A screenshot from an Office of Naval Research video outlining the science behind a remote-control system that could cross unmanned platforms. See the whole video at militarytimes.com/video-network, keyword search 'common control.' ()
New software being designed by Navy researchers will allow one device to control multiple types of unmanned vehicles across all four services — a device that could allow more sailors to operate these high-tech instruments.
It could also save the service money, said Wayne Perras, a senior adviser for experimentation at ONR. Instead of multiple training sessions on multiple proprietary systems, Perras said, “any military service person [could] take control of the payload of any vehicle.”
Users don’t steer the vehicle, per se — instead, they input what point they want to look at, and the camera and vehicle move to give the user a good view, Perras said.
The new software works on a device that looks like a ruggedized iPad and is already in use in the military, Perras said. Labeled the Common Control System, the new software would give sailors the ability to control air-, sea- and ground-based unmanned vehicles across the services.

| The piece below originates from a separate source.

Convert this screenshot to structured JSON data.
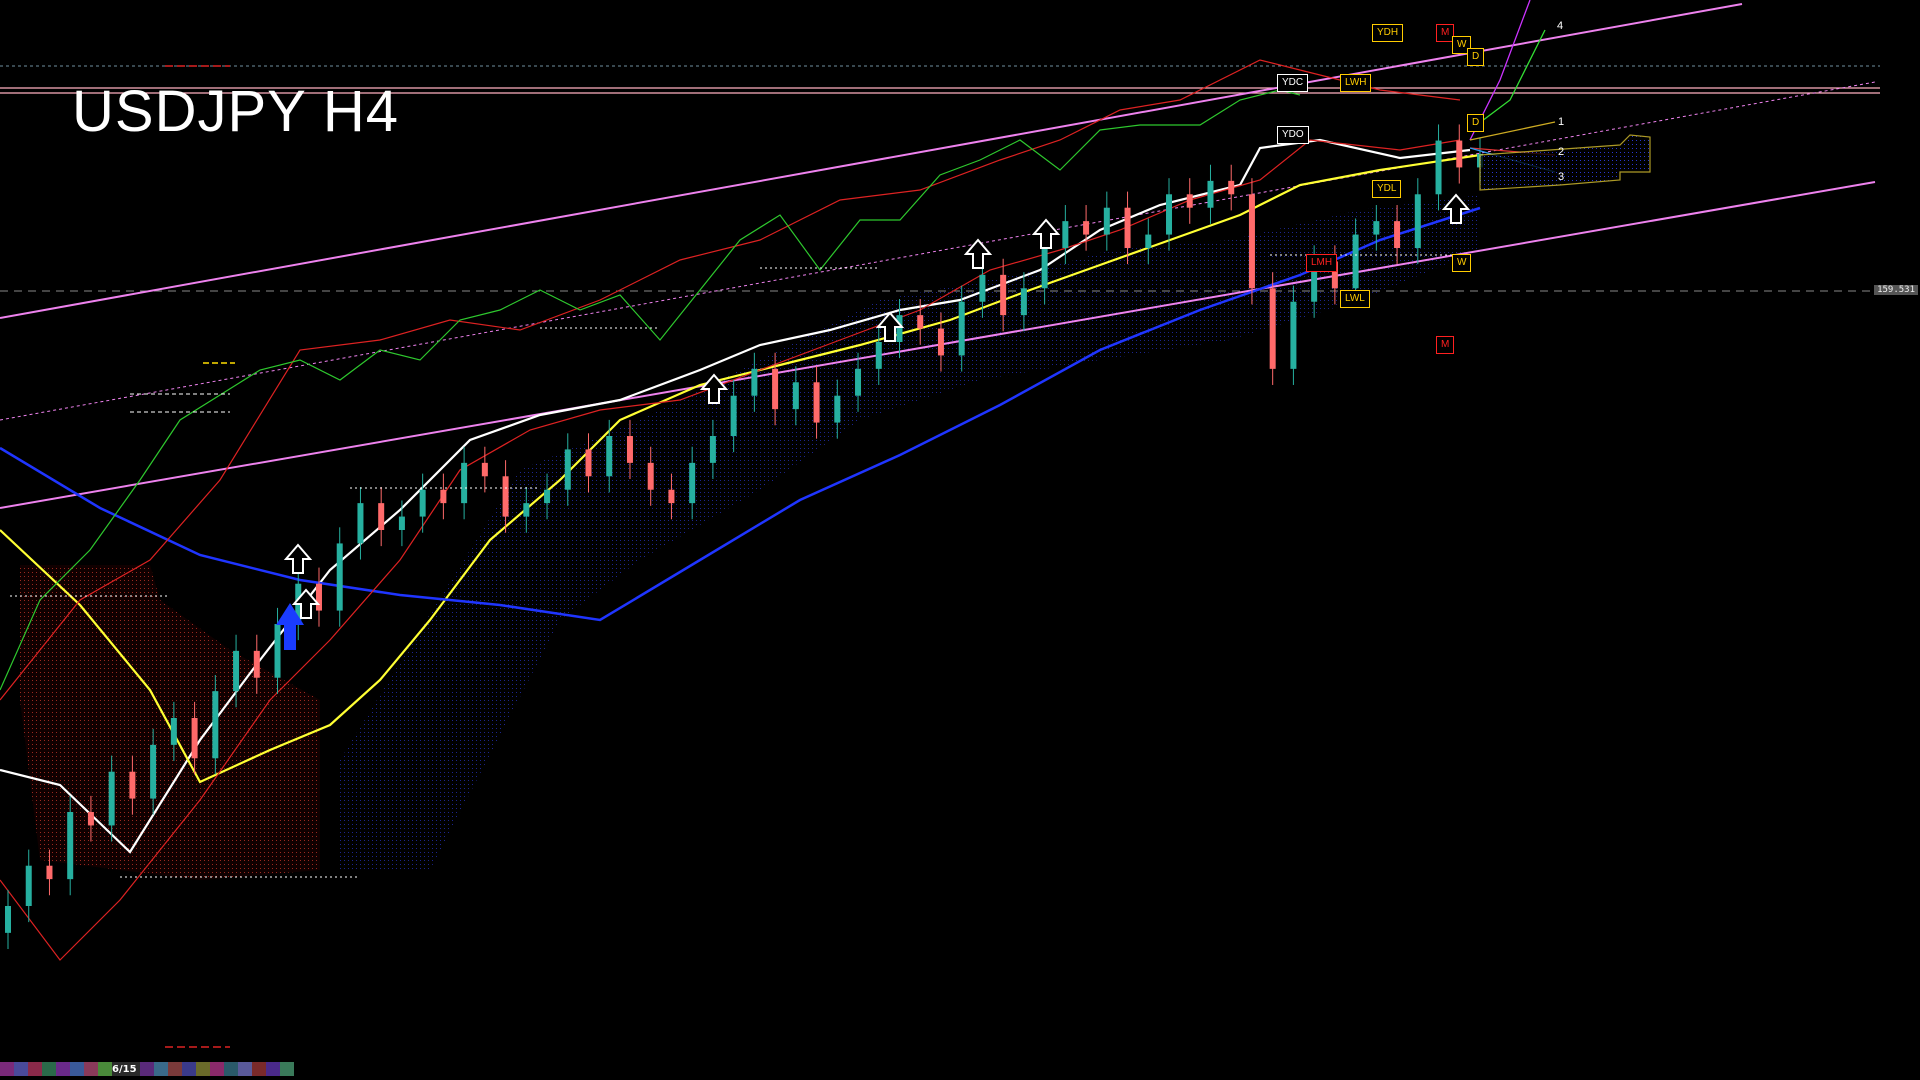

A sailor will also be able to relay video control of the vehicle to someone else. For example, a sailor who launches a UAV from a ship can pass control to a Marine on land, who can manipulate the camera and view footage from over a nearby hill or around a building.
Researchers successfully operated an Army RQ-7 Shadow UAV with the system in a test last July, Perras said, adding that there were “no technical reasons” the software couldn’t reach the fleet by the end of fiscal 2013.